Publication year - 2007
Publication title -
american journal of hematology
Language(s) - English
Resource type - Journals
SCImago Journal Rank - 2.456
H-Index - 105
eISSN - 1096-8652
pISSN - 0361-8609
DOI - 10.1002/ajh.20942
Subject(s) - pyruvate kinase deficiency , hepatosplenomegaly , medicine , haemolysis , liver disease , cholestasis , pyruvate kinase , hemolytic anemia , jaundice , neonatal cholestasis , anemia , disease , gastroenterology , immunology , liver transplantation , biliary atresia , transplantation , glycolysis , metabolism
Abstract Significant hyperbilirubinaemia, anemia, and splenomegaly are common features in patients with severe haemolysis due to pyruvate kinase (PK) deficiency. Until now, severe neonatal PK deficiency has not been associated with fatal liver disease at this age.
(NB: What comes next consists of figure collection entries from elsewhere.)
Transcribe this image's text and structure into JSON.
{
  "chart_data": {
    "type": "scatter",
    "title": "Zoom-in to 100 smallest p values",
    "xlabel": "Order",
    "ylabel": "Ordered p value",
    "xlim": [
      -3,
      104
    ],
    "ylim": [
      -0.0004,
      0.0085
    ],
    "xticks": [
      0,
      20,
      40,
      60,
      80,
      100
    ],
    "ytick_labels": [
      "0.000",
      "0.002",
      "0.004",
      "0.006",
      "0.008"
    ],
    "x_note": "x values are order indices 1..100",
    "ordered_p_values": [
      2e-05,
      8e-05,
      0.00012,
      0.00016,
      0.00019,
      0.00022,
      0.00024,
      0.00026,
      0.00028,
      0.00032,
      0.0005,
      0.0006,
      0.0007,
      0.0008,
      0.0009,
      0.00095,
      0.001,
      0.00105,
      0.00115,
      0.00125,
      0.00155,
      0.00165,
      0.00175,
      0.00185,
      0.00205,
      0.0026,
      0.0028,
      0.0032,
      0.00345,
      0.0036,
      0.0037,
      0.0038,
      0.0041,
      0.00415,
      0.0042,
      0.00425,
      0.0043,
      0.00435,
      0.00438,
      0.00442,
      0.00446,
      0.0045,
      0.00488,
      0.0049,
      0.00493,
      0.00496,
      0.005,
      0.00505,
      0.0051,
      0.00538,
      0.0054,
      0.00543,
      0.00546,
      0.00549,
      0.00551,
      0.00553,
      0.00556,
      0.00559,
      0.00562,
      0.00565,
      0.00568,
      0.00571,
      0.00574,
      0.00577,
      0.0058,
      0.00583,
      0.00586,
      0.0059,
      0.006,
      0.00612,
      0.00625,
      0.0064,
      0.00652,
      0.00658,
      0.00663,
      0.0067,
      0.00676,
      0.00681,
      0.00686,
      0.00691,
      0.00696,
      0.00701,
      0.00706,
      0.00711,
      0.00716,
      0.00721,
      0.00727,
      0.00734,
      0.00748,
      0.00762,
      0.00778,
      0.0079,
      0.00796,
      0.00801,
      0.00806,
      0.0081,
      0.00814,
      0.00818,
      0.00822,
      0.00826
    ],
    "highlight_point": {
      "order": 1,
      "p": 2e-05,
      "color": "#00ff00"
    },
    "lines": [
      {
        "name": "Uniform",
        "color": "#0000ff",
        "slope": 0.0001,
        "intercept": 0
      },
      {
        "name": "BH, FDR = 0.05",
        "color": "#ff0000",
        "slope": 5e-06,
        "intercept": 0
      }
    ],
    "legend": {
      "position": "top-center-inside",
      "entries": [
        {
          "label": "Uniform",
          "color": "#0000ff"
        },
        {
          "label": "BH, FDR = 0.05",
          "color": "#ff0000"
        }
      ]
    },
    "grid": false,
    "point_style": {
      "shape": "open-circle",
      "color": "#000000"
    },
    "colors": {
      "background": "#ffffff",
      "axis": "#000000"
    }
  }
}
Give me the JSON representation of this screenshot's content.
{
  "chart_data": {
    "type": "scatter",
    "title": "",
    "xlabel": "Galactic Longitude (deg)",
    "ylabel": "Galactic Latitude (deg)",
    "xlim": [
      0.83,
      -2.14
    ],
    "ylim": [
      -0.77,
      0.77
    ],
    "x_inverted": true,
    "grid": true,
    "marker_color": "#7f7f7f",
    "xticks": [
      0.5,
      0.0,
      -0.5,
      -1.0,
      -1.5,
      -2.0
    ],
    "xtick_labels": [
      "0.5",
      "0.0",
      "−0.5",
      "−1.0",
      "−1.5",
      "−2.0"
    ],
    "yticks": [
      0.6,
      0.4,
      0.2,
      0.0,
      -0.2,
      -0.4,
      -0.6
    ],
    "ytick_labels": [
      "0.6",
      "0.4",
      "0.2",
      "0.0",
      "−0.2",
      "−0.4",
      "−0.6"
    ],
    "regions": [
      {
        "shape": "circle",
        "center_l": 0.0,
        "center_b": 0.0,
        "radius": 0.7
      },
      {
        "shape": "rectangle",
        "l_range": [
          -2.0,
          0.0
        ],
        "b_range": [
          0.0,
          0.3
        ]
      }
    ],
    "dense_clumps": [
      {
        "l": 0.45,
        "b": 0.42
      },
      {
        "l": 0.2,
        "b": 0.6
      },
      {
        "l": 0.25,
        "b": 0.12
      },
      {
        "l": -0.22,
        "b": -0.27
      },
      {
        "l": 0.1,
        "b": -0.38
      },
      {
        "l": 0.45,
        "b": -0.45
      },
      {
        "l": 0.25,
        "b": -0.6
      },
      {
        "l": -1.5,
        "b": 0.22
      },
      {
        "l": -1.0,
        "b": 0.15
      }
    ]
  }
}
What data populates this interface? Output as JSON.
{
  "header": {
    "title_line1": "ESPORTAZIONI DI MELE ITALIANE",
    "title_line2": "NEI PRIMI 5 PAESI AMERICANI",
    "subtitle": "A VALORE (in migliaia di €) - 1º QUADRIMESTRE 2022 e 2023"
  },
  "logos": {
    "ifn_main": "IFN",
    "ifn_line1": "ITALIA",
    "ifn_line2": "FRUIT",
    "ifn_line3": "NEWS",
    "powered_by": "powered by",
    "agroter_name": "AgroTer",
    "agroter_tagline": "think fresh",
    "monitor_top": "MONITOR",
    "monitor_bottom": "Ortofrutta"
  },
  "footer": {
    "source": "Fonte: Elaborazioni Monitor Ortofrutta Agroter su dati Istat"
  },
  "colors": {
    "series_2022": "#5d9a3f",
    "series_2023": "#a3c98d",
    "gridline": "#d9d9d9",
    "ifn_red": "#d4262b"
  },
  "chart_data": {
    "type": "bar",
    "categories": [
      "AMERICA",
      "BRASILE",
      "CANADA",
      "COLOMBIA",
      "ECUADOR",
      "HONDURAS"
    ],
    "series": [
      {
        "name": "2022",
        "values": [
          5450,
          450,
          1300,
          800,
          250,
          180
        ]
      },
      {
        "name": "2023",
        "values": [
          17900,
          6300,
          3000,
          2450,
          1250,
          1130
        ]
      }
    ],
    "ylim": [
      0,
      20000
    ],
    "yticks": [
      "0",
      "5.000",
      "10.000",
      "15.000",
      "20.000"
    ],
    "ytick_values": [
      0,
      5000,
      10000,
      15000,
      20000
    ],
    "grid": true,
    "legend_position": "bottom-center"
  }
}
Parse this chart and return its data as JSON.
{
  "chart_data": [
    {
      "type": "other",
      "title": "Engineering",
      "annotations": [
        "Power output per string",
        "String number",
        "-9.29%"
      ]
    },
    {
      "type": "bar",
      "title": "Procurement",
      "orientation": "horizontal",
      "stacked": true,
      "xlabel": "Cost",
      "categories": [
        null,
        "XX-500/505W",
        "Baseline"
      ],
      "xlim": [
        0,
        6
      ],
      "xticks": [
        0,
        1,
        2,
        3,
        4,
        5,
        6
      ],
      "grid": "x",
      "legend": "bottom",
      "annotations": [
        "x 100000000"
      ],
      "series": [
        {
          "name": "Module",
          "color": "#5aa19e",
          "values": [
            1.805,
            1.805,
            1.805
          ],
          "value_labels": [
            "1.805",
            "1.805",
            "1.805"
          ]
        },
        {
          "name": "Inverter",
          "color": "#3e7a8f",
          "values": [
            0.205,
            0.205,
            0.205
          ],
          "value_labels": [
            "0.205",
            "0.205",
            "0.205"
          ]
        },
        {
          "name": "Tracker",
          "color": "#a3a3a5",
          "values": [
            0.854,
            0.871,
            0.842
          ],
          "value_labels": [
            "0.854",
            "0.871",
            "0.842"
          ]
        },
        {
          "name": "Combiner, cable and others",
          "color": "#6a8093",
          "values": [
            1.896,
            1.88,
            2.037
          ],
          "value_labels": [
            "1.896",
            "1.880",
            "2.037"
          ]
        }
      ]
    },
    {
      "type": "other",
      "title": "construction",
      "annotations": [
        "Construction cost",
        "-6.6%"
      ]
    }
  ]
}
We present two neonatal cases of severe PK deficiency complicated with progressive fatal liver disease. The patients presented with severe haemolysis, progressive cholestasis, and hepatosplenomegaly, and both patients ultimately developed liver failure at a very young age. Despite extensive investigations, no specific explanation for liver disease and failure was found. We suggest that the PK deficiency itself directly led to liver dysfunction. Am. J. Hematol., 2007. © 2007 Wiley‐Liss, Inc.